Valsartan partly downregulates the expression of TGF-β1, COL1, and hydroxyproline by action at AT1. The depression produced by valsartan was not complete, a finding consistent with previous reports.22 One possible reason may be the pretreatment KFs with the supernatants of mast cells. In the supernatant, there are various enzymes, cytokines10,44–49 (such as interleukin, GM-CSF [granulocyte-macrophage colony-stimulating factor], bFGF [basic fibroblast growth factor], TGF-β, and TNF-α), and active material (histamine, heparin, platelet activating factor, proteoglycan, etc). They may have actions on fibroblasts to regulate the expression of the relevant protein participating in fibrosis. Another possible reason was that Ang II might combine with receptors other than AT1. In addition, Ang II was downregulated by chymostatin and captopril, but upregulated by valsartan. One possible explanation is that valsartan may prevent Ang II from combining with AT1, leading to a detected increase in active Ang II although the expression of Ang II was decreased.

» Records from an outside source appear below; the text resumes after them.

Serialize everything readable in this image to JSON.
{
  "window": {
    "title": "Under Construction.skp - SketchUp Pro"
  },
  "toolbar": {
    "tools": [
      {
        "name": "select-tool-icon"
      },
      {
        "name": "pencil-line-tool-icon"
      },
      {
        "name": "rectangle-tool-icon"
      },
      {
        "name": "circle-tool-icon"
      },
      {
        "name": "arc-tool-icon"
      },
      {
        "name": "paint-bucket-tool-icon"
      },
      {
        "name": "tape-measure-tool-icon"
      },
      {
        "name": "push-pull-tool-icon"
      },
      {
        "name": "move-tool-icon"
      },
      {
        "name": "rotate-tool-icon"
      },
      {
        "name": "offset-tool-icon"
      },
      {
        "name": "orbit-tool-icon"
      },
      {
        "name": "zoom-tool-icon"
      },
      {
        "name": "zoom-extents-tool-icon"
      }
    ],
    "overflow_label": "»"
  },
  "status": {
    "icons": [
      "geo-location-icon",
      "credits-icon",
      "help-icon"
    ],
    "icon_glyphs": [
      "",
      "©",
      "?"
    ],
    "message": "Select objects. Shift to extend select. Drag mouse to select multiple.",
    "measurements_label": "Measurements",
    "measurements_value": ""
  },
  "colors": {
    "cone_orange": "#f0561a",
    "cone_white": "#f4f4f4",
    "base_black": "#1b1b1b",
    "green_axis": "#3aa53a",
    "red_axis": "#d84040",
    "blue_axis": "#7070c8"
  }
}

Through we provided some data for the role of chymase in local RAS in keloids, there are also some limitations for this study. In this study, we selected the tissues form different locations on the body as the control group; however, the differences between the keloid group and under-matched control group can influence the results. Therefore, in the following studies, we would select the locations prone to keloid formation as the control group.

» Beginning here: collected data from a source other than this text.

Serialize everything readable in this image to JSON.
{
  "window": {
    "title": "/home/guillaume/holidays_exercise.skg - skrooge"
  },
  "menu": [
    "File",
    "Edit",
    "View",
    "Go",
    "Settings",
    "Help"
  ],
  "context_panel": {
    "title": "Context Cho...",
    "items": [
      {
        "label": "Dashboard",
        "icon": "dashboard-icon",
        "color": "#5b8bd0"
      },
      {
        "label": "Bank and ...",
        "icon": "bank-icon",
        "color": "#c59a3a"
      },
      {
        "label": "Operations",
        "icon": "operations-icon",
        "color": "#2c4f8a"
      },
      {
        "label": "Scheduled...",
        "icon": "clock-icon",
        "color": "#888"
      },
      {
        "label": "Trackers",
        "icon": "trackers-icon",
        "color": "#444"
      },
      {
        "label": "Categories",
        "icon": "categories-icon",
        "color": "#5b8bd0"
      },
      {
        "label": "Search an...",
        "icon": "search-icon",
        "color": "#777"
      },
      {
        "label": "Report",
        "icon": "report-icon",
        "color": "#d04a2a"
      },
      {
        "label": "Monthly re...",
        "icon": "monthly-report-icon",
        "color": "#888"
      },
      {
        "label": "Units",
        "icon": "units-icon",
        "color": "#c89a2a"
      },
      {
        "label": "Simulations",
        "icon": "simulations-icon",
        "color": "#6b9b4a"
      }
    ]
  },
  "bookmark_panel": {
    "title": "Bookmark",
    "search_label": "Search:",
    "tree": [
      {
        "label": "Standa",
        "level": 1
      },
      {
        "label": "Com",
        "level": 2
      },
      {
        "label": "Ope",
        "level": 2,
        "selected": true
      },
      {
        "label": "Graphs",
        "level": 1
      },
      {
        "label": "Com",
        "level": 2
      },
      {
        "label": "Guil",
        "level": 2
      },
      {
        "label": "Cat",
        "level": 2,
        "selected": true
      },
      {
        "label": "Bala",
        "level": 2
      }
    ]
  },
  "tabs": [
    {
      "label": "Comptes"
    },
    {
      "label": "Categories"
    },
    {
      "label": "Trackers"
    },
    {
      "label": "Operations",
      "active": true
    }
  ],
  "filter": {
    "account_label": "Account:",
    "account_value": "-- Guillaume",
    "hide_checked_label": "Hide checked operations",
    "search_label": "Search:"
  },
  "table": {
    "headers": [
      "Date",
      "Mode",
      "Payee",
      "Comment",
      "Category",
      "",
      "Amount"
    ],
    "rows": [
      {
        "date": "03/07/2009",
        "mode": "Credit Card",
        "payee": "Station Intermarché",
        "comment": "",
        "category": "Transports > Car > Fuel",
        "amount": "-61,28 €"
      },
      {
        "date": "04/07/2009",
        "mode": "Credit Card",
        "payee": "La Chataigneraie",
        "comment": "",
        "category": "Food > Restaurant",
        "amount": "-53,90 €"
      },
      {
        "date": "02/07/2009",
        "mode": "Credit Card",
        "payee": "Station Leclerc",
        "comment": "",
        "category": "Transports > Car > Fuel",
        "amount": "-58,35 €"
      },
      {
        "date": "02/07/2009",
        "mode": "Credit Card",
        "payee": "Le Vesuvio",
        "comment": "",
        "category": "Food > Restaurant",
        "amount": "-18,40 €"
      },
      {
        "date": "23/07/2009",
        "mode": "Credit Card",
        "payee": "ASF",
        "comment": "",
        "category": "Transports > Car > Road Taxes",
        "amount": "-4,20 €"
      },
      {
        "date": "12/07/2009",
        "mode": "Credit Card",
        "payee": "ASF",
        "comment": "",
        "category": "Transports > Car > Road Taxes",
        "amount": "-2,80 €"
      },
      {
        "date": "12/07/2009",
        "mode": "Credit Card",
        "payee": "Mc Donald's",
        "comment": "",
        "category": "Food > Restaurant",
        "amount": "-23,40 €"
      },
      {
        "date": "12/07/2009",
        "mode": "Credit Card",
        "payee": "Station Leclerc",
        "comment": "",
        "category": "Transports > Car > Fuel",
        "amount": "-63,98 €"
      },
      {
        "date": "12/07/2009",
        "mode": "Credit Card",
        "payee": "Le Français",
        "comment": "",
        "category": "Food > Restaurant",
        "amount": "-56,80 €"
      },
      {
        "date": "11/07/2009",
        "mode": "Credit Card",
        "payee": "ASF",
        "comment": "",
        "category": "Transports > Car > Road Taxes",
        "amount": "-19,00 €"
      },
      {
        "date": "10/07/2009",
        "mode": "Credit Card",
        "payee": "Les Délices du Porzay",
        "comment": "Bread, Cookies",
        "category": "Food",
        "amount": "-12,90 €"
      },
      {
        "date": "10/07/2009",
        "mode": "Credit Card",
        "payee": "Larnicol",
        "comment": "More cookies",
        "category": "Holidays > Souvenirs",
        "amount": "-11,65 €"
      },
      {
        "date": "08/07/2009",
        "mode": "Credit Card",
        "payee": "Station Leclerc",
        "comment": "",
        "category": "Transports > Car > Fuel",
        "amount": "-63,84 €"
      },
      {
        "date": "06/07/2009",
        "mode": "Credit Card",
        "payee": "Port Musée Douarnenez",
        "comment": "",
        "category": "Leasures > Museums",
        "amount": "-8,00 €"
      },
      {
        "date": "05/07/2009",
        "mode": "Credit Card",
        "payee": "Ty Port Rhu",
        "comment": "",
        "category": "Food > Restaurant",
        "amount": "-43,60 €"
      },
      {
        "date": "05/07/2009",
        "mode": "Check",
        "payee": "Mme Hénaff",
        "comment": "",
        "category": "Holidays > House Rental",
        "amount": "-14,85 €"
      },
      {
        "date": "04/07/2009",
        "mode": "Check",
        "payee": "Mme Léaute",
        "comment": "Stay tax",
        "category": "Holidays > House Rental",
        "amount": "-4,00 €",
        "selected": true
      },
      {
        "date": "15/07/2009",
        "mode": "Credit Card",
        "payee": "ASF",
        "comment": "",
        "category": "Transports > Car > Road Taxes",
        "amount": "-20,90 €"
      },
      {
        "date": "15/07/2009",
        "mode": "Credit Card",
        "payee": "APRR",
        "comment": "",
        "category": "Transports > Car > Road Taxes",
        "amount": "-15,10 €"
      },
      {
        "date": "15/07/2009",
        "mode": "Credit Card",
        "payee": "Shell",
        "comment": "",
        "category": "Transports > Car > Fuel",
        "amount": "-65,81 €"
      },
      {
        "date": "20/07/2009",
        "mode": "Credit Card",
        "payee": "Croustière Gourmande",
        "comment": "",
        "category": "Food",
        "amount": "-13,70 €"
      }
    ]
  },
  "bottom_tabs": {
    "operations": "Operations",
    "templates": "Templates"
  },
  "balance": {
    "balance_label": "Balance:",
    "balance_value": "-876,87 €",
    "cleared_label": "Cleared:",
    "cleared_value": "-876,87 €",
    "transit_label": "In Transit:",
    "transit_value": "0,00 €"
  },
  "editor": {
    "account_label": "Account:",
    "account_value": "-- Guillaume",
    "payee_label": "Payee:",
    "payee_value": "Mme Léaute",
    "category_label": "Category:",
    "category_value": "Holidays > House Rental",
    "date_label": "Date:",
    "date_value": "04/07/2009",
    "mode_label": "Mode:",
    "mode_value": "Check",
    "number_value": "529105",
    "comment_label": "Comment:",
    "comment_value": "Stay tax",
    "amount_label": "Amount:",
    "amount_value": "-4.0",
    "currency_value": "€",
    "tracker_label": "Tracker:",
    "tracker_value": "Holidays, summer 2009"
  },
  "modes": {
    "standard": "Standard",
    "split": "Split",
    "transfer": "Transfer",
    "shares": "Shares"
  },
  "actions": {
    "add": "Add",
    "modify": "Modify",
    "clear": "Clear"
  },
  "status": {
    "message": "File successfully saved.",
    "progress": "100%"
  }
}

In conclusion, the results revealed an increased expression and activity of chymase in keloid tissue. Chymase increased the expression of Ang II, COL1, TGF-β1, and IL-1β in KFs. Blockade of the chymase pathway in the local RAS mainly lowers the expression of these factors. The findings suggest that inhibition of chymase may be an effective therapeutic approach to improve the clinical outcome of keloid treatment.
This study was supported by the Department of Clinical Medicine, West China Hospital of Sichuan University.
The authors report no conflicts of interest in this work.